Fr. Alfred Micallef SJ was a lecturer at the Faculty of Theology of the University of Malta.  He is now retired although he continues as a visiting lecturer.  He studied Philosphy at Heythrop College, UK and Theology at the Gregorian University, Rome from where he also obtained his doctorate. He did a post-master's degree in Pastoral Psychology at Fordham University, New York.  At present he lives at Manresa House, Victoria, Gozo.

The Christian faced by the elections

In one of the riddles of the gospel, our Lord says that his disciples are not of this world and yet he sends them to the world and insists he is not asking the Father to remove them from the world. The solution of the riddle: for the evangelist, the word ‘cosmos’, the Greek for ‘world’, has two meanings: sin and the created world.

The Christian should never be uninterested in the affairs of the world; on the contrary, the Christian should feel very immersed in the world and committed to its well-being because Christ, through the Incarnation, became fully inserted in and committed to the world to make it more liveable by all, especially the weak and the vulnerable.

This assumes great importance for Christians, especially at election time. All, in their own way, can strive to make the world a better place, but those who govern are in a position to do much more good and, alas, a lot of harm.

Making the right choices at election time is a Christian duty. Let’s clarify a few ideas. After every election there will be winners and losers. But would there be, really?

A political party wins the right to govern but it does not follow that those who would have voted it in would have won. After the choice of a government it is the whole population that would be either a winner or a loser.

Bernard Shaw rightly says that the democratic system assures us that we won’t have a better government than we deserve.

This raises a few pertinent reflections. Supporting a political party is not like supporting a soccer team. We support a soccer team blindly, simply because we like it, probably sticking to a choice made when we were kids. When it comes to soccer it is alright if we wish our team to win even though it may not be as strong as its opponent.

Unfortunately, quite a few support a political party much in the same way, independently of what that party can bring to government. Maybe exaggerating a little, I believe that a Christian should not belong to a political party unless they have some possibility of influencing the party agenda, making it more Christian.

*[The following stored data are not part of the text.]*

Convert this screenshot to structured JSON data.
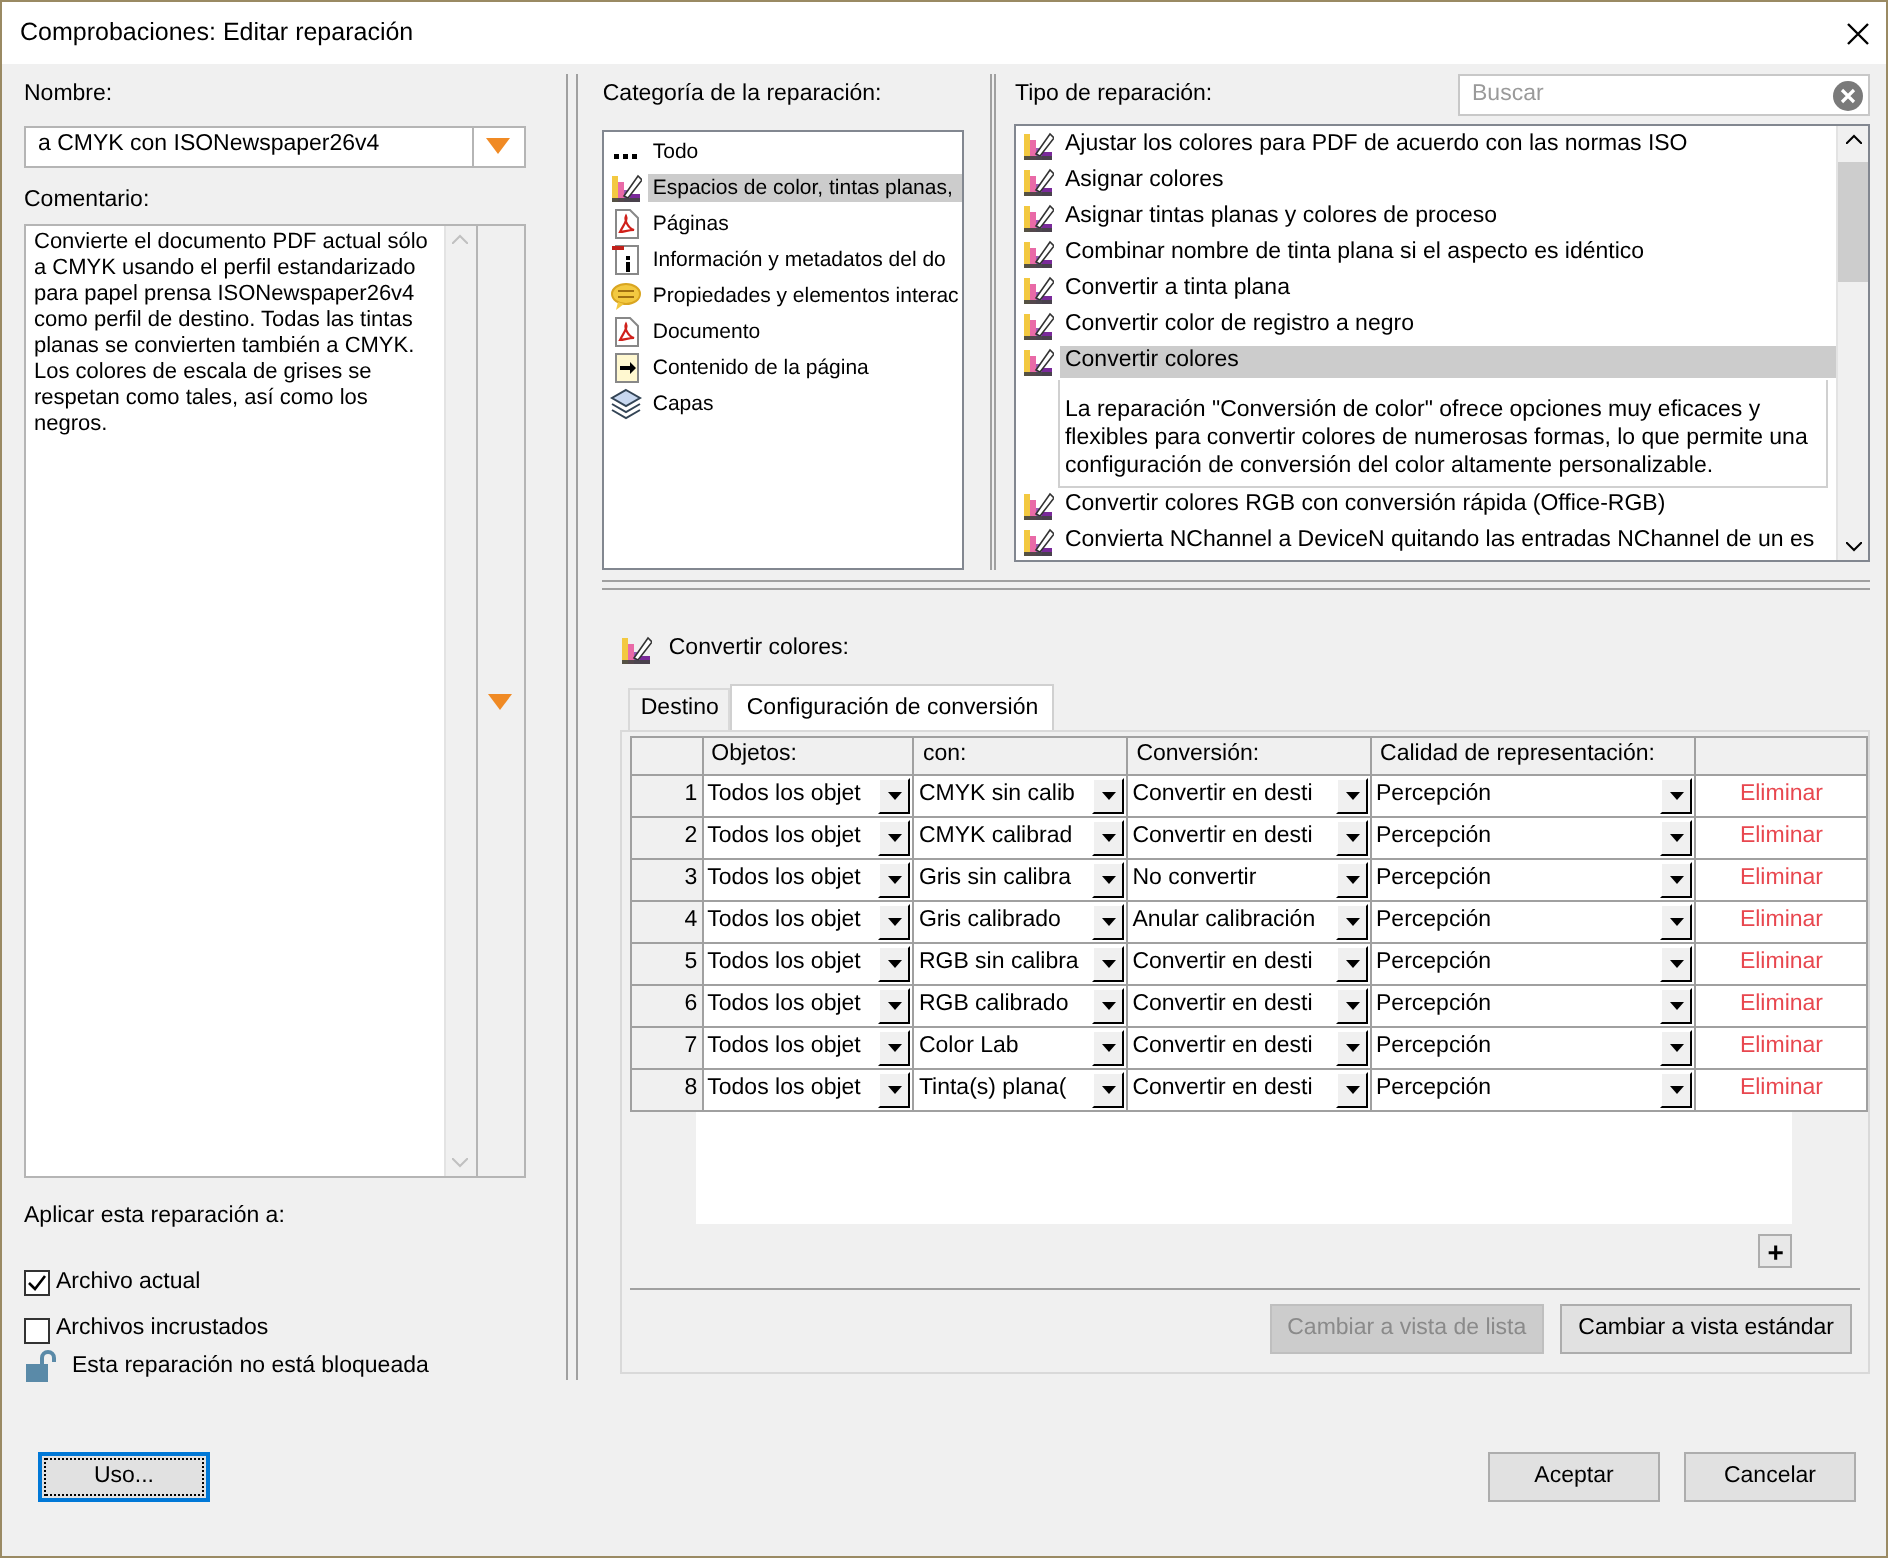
{
  "window": {
    "title": "Comprobaciones: Editar reparación"
  },
  "left": {
    "name_label": "Nombre:",
    "name_value": "a CMYK con ISONewspaper26v4",
    "comment_label": "Comentario:",
    "comment": "Convierte el documento PDF actual sólo a CMYK usando el perfil estandarizado para papel prensa ISONewspaper26v4 como perfil de destino. Todas las tintas planas se convierten también a CMYK. Los colores de escala de grises se respetan como tales, así como los negros.",
    "apply_label": "Aplicar esta reparación a:",
    "apply_options": [
      {
        "label": "Archivo actual",
        "checked": true
      },
      {
        "label": "Archivos incrustados",
        "checked": false
      }
    ],
    "lock_text": "Esta reparación no está bloqueada"
  },
  "categories": {
    "label": "Categoría de la reparación:",
    "items": [
      {
        "label": "Todo",
        "kind": "dots",
        "selected": false
      },
      {
        "label": "Espacios de color, tintas planas,",
        "kind": "color",
        "selected": true
      },
      {
        "label": "Páginas",
        "kind": "pdf",
        "selected": false
      },
      {
        "label": "Información y metadatos del do",
        "kind": "info",
        "selected": false
      },
      {
        "label": "Propiedades y elementos interac",
        "kind": "comment",
        "selected": false
      },
      {
        "label": "Documento",
        "kind": "pdf",
        "selected": false
      },
      {
        "label": "Contenido de la página",
        "kind": "content",
        "selected": false
      },
      {
        "label": "Capas",
        "kind": "layers",
        "selected": false
      }
    ]
  },
  "fixups": {
    "label": "Tipo de reparación:",
    "search": {
      "placeholder": "Buscar"
    },
    "items": [
      {
        "label": "Ajustar los colores para PDF de acuerdo con las normas ISO",
        "selected": false
      },
      {
        "label": "Asignar colores",
        "selected": false
      },
      {
        "label": "Asignar tintas planas y colores de proceso",
        "selected": false
      },
      {
        "label": "Combinar nombre de tinta plana si el aspecto es idéntico",
        "selected": false
      },
      {
        "label": "Convertir a tinta plana",
        "selected": false
      },
      {
        "label": "Convertir color de registro a negro",
        "selected": false
      },
      {
        "label": "Convertir colores",
        "selected": true,
        "description": "La reparación \"Conversión de color\" ofrece opciones muy eficaces y flexibles para convertir colores de numerosas formas, lo que permite una configuración de conversión del color altamente personalizable."
      },
      {
        "label": "Convertir colores RGB con conversión rápida (Office-RGB)",
        "selected": false
      },
      {
        "label": "Convierta NChannel a DeviceN quitando las entradas NChannel de un es",
        "selected": false
      }
    ]
  },
  "editor": {
    "title": "Convertir colores:",
    "tabs": [
      {
        "label": "Destino",
        "selected": false
      },
      {
        "label": "Configuración de conversión",
        "selected": true
      }
    ],
    "table": {
      "columns": [
        "Objetos:",
        "con:",
        "Conversión:",
        "Calidad de representación:"
      ],
      "rows": [
        {
          "number": "1",
          "objects": "Todos los objet",
          "with": "CMYK sin calib",
          "conversion": "Convertir en desti",
          "quality": "Percepción",
          "action": "Eliminar"
        },
        {
          "number": "2",
          "objects": "Todos los objet",
          "with": "CMYK calibrad",
          "conversion": "Convertir en desti",
          "quality": "Percepción",
          "action": "Eliminar"
        },
        {
          "number": "3",
          "objects": "Todos los objet",
          "with": "Gris sin calibra",
          "conversion": "No convertir",
          "quality": "Percepción",
          "action": "Eliminar"
        },
        {
          "number": "4",
          "objects": "Todos los objet",
          "with": "Gris calibrado",
          "conversion": "Anular calibración",
          "quality": "Percepción",
          "action": "Eliminar"
        },
        {
          "number": "5",
          "objects": "Todos los objet",
          "with": "RGB sin calibra",
          "conversion": "Convertir en desti",
          "quality": "Percepción",
          "action": "Eliminar"
        },
        {
          "number": "6",
          "objects": "Todos los objet",
          "with": "RGB calibrado",
          "conversion": "Convertir en desti",
          "quality": "Percepción",
          "action": "Eliminar"
        },
        {
          "number": "7",
          "objects": "Todos los objet",
          "with": "Color Lab",
          "conversion": "Convertir en desti",
          "quality": "Percepción",
          "action": "Eliminar"
        },
        {
          "number": "8",
          "objects": "Todos los objet",
          "with": "Tinta(s) plana(",
          "conversion": "Convertir en desti",
          "quality": "Percepción",
          "action": "Eliminar"
        }
      ]
    },
    "add_button": "+",
    "buttons": [
      {
        "label": "Cambiar a vista de lista",
        "disabled": true
      },
      {
        "label": "Cambiar a vista estándar",
        "disabled": false
      }
    ]
  },
  "footer": {
    "usage_button": "Uso...",
    "buttons": [
      "Aceptar",
      "Cancelar"
    ]
  }
}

When it comes to voting in an election the Christian is duty bound to vote for the party which gives the greatest reassurance that the country will be a better place under its governance. Granted, this is not easy with so many variables in play.

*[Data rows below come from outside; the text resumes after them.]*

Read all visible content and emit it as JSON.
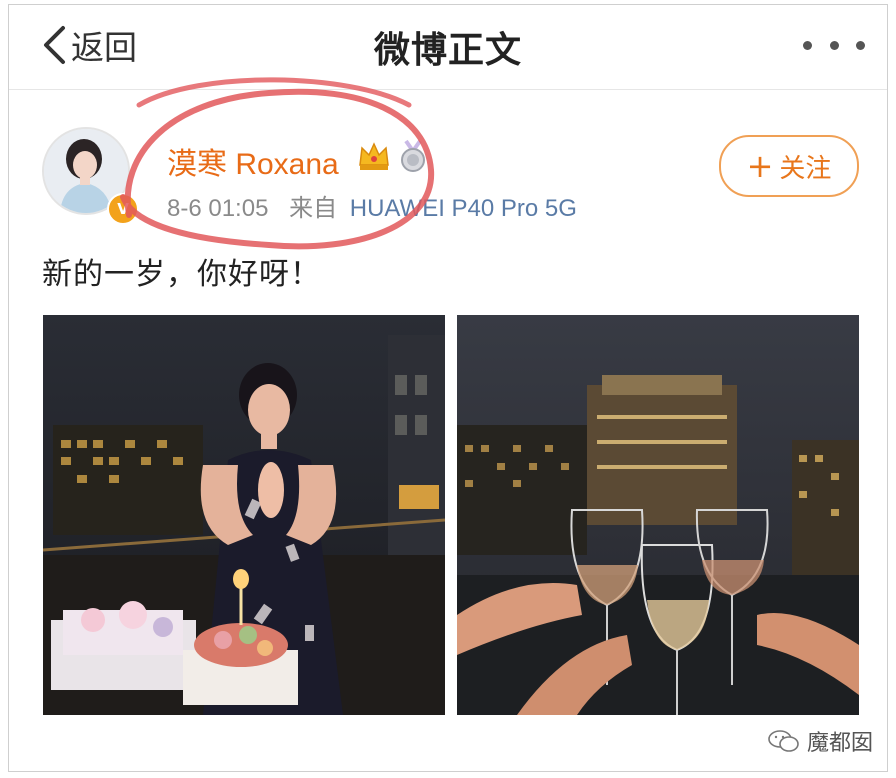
{
  "header": {
    "back_label": "返回",
    "title": "微博正文"
  },
  "user": {
    "name": "漠寒 Roxana",
    "verified_badge": "V",
    "timestamp": "8-6 01:05",
    "source_prefix": "来自",
    "device": "HUAWEI P40 Pro 5G"
  },
  "follow_button": {
    "plus": "+",
    "label": "关注"
  },
  "post": {
    "text": "新的一岁，你好呀！"
  },
  "watermark": {
    "label": "魔都囡"
  },
  "colors": {
    "username": "#e86b17",
    "follow_border": "#f0a055",
    "device_link": "#5a7ba6",
    "annotation_circle": "#e2585b"
  },
  "icons": {
    "back": "chevron-left-icon",
    "more": "more-dots-icon",
    "crown": "crown-icon",
    "medal": "medal-icon",
    "wechat": "wechat-icon"
  }
}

Parties emphasise some values and marginalise others. Take the US, for instance. The Democrats care more for the poor but believe that freedom should allow individuals to choose abortion; the Republicans say they are against abortion but do not care very much about the poor and the weak of society.

Furthermore, when we say the country will be a better place what do we mean exactly? Some may take it to mean that we will be richer; others that we will have a better environment; still others that we will have greater peace. Add to this the ability, trustworthiness and reliability of those who will run the show.

The Christian should focus on the truly Christian values which are human values and not necessarily strictly religious values. One way of choosing in a Christian mature way is to draw two lists for each party, one with the good and the other with the less good that one reckons each party would bring with it to government. This helps one weigh the odds more objectively.

However, this exercise needs some preparation. First we need to be informed, and we are informed by listening critically and objectively to what everybody is saying.

Secondly, we need to be emotionally detached from any of the parties. The more detached we are the more likely it will be that we choose well and contribute towards making all the people a winner.

A moment of prayer for illumination won’t do any harm at all.